The big announcement during the WWDC keynote was the release of iOS 9, and now this mobile operating system has given us clues to future Apple hardware devices. The WWDC show has become a little more low-key over the years, as Apple has instead chosen to make its major hardware announcements at specialist events. But as developers get to grips with the code of the new iOS 9 release, it appears that there are elements within it that offer very significant clues about future Apple products.
iOS 9 – multitasking and the iPad Pro
Of all the known features of iOS 9, the simultaneous multitasking that is possible through the software would obviously be compatible with an iPad Pro design. This extremely high spec tablet has been predicted for some time, although Apple has remained predictiably taciturn on the subject. But during its keynote presentation at the San Francisco conference, Craig Federighi, SVP of Software Engineering at Apple, showcased the abilities of this new mobile operating system to run applications side-by-side. This would obviously favor the high-end tablet that has been extremely long awaited.
Simultaneous multitasking was introduced in Windows 7, and the implementation of this feature in iOS 9 is extremely similar to this Microsoft innovation. Users can drag applications to the edge of iPhone or iPad screen, and also run apps parallel to one another. Federighi demonstrated that the Photos app can be opened on one side of a device, while the Messages app runs in a smaller pane on the right side of the display.
This will save time and effort for users of Apple devices, and it will be introduced in the existing Apple range in the coming weeks. However, it would make even more sense for the poorly kept secret which is the iPad Pro. This tablet has long been expected to debut with a 13-inch display, providing tablet fans with a huge amount of screen space in order to view content. Indeed, the iPad Pro is potentially over 30 percent larger than the iPad Air display, and getting on for twice as large as the iPad Mini 3.
Another feature that Apple announced as being part of the iOS 9 makeup is superior support for hardware keyboards. With the existing iPad and iPad Mini models, third-party cables are already available from a range of technology manufacturers. But a superior hardware keyboard for the iPad Pro would help transform the tablet into a serious computer, something that could then be utilized for tasks at corporate work, as well as just the sort of casual usage which is associated with tablets.

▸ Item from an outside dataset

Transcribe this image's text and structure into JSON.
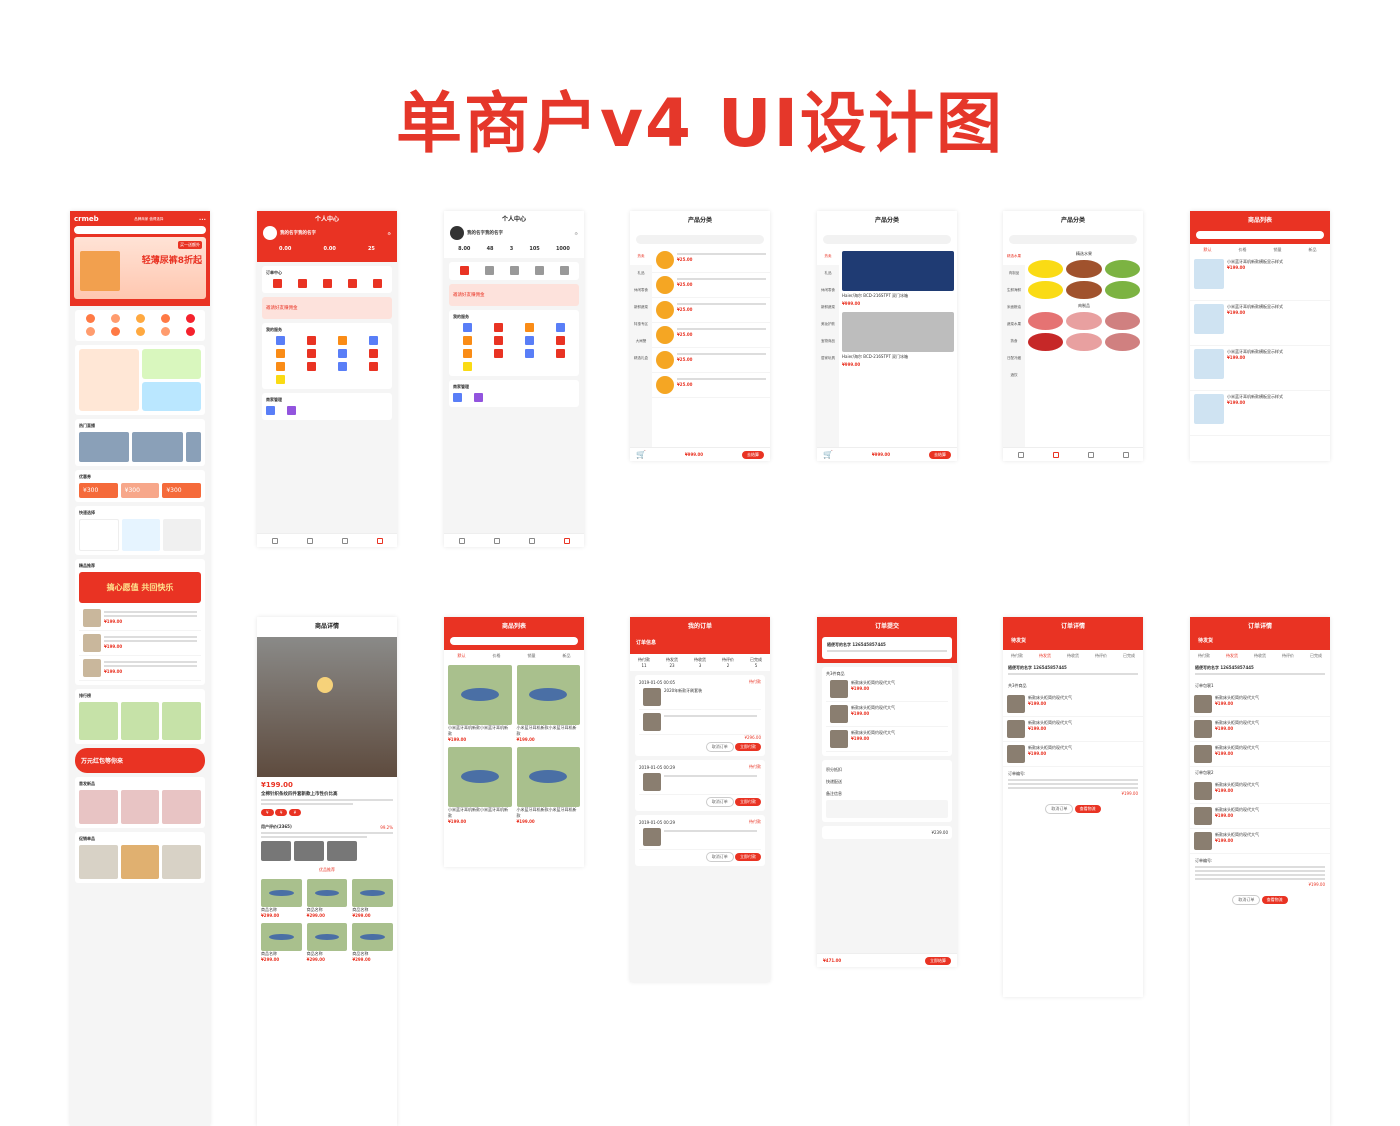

This could incentivize Apple to manufacture a dedicated keyboard for the iPad Pro, which would enable this hotly anticipated tablet to compete in the hybrid space alongside existing devices such as the Lenovo ThinkPad 10, Microsoft Surface 3, Samsung Galaxy Note Pro 12.2 and Asus Transformer Book T100HA. The iPad is already seen as a high-class content creation tool, but such a relatively simple addition as a quality keyboard could greatly enhance this reputation.
Not only would this be an attractive characteristic for fans of the iPad series, but it would also make commercial sense for Apple. The release of the iPhone 6 Plus phablet has tended to eat into the profits of the iPad range, and providing features which mark it out as qualitatively different from the popular iPhone 6 Plus would obviously be in Apple’s interests.

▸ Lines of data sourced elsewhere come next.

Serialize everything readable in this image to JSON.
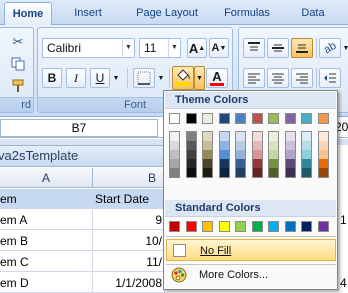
{
  "ribbon": {
    "tabs": [
      "Home",
      "Insert",
      "Page Layout",
      "Formulas",
      "Data"
    ],
    "active_tab": "Home",
    "clipboard": {
      "label_partial": "rd"
    },
    "font": {
      "family": "Calibri",
      "size": "11",
      "bold": "B",
      "italic": "I",
      "underline": "U",
      "grow": "A",
      "shrink": "A",
      "color_button": "A",
      "group_label": "Font"
    }
  },
  "formula_bar": {
    "name_box": "B7",
    "cut_off_value": "20"
  },
  "workbook": {
    "title": "va2sTemplate",
    "columns": [
      "A",
      "B"
    ],
    "rows": [
      {
        "a": "em",
        "b": "Start Date"
      },
      {
        "a": "em A",
        "b": "9"
      },
      {
        "a": "em B",
        "b": "10/"
      },
      {
        "a": "em C",
        "b": "11/"
      },
      {
        "a": "em D",
        "b": "1/1/2008"
      }
    ],
    "side_digits": [
      "1",
      "4"
    ]
  },
  "color_menu": {
    "theme_title": "Theme Colors",
    "standard_title": "Standard Colors",
    "no_fill": "No Fill",
    "more_colors": "More Colors...",
    "theme_top": [
      "#ffffff",
      "#000000",
      "#eeece1",
      "#1f497d",
      "#4f81bd",
      "#c0504d",
      "#9bbb59",
      "#8064a2",
      "#4bacc6",
      "#f79646"
    ],
    "theme_shades": [
      [
        "#f2f2f2",
        "#d9d9d9",
        "#bfbfbf",
        "#a6a6a6",
        "#808080"
      ],
      [
        "#7f7f7f",
        "#595959",
        "#404040",
        "#262626",
        "#0d0d0d"
      ],
      [
        "#ddd9c3",
        "#c4bd97",
        "#948a54",
        "#4a452a",
        "#1e1c11"
      ],
      [
        "#c6d9f0",
        "#8db3e2",
        "#548dd4",
        "#17365d",
        "#0f243e"
      ],
      [
        "#dbe5f1",
        "#b8cce4",
        "#95b3d7",
        "#366092",
        "#244061"
      ],
      [
        "#f2dcdb",
        "#e5b9b7",
        "#d99694",
        "#953734",
        "#632423"
      ],
      [
        "#ebf1dd",
        "#d7e3bc",
        "#c3d69b",
        "#76923c",
        "#4f6128"
      ],
      [
        "#e5e0ec",
        "#ccc1d9",
        "#b2a2c7",
        "#5f497a",
        "#3f3151"
      ],
      [
        "#dbeef3",
        "#b7dde8",
        "#92cddc",
        "#31859b",
        "#205867"
      ],
      [
        "#fdeada",
        "#fbd5b5",
        "#fac08f",
        "#e36c09",
        "#974806"
      ]
    ],
    "standard": [
      "#c00000",
      "#ff0000",
      "#ffc000",
      "#ffff00",
      "#92d050",
      "#00b050",
      "#00b0f0",
      "#0070c0",
      "#002060",
      "#7030a0"
    ]
  }
}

The iPad Pro would also be a natural companion for the Force Touch functionality. This first came to the Apple stable when the Apple Watch was released, and is expected to become an increasingly important part of Apple devices in the future. It was particularly noticeable that Apple made no mention of iOS 9 supporting either Bluetooth mouses or trackpads, so it is possible that the corporation has Force Touch functionality in mind to operate this new tablet.
It certainly sounds as if based on the information that we have from Apple so far that there would be no trackball included with the iPad Pro, which would suggest that it could be operated differently to existing tablet devices.
iPhone 7 and camera specs
Code buried deep in the iOS 9 operating system also suggested that the next iPhone could provide a front-facing flash. Previously such features have been limited to rear-facing cameras in the iPhone series, with the front-facing units typically of a relatively low quality. However, some diligent snooping carried out by Apple developers has located a sector of code that will apparently enable people to take selfies in the dark in the future.
Aside from this ability, the same sector of code within iOS 9 also suggests that the phone will benefit from a significant upgrade to video capturing capabilities. It seems probable based on this information that the iPhone 7 will have a 1080p camera, and the 720p video capturing capabilities of the smartphone will increase to 240 frames per second. With support for panoramic selfies and slow motion video also implied, it is clear from the barebones of iOS 9 that Apple intends to significantly improve the front-facing camera in the device.
It has been a goal of Apple for some time to improve the rear-facing camera in the iPhone, with the consumer electronics giant recently promoting this in a series of commercials. It also seems that there will be something of a battle in the rear-camera department in this next generation of smartphones, as Samsung has also been linked with producing an 8-megapixel rear-facing camera when it releases the Galaxy Note 5 this year.
As developers continue to dig around in this significant mobile operating system, we’ll probably gain more insight into what can be expected from future Apple devices. For the time being, fans of Apple and the iPad and iPhone series at least have some notion of what we can expect from forthcoming critical device releases.